The brief was complex.  There had to be at least one perfect striped green lawn in the middle.  Not very fashionable perhaps - but a must have.  There had to be formality with topiary, clipped edging and hedging.   The planting by contrast would be soft and romantic.  Cottage plants, perennials and biennials would intermingle with roses and annuals; the type of planting that stimulates all of the senses at once.

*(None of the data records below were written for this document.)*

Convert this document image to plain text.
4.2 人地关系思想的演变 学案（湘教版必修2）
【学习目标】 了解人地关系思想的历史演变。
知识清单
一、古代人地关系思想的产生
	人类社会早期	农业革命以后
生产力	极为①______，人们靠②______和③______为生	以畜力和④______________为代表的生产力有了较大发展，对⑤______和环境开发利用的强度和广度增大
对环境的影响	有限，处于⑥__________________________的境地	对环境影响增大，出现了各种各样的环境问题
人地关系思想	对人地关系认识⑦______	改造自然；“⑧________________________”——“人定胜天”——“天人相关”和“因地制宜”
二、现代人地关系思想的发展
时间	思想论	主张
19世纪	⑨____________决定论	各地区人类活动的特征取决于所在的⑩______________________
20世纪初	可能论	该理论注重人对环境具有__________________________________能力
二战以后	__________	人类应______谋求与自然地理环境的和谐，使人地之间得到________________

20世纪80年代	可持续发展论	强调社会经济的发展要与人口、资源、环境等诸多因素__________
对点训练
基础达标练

So how could all of that be fitted into such a tiny, irregularly shaped, damp and shady plot (pictured above right as it was in 2004)?  Not to mention the problem of finding plants that tolerated the very acid Bergen soil and resisted the appetite of the monstrous Iberian Slugs.  In all honesty it has not been easy.  There were times when giving up and laying a wooden deck over the whole plot seemed like the only sensible option. 
However, hard work and careful planning have been rewarded and, as is so often the case, the design process continues today.  A gardener’s work after all, is never done.

The Plot

The plot surrounds 3 sides of an end-terrace house and is irregularly shaped.  The aspects are west, north and east facing.  As such the garden is evolving into three seperate garden rooms all linked together by design.

The West Garden was the first to be designed and planted between 2005 and 2009.  The East and North gardens are being developed during 2010.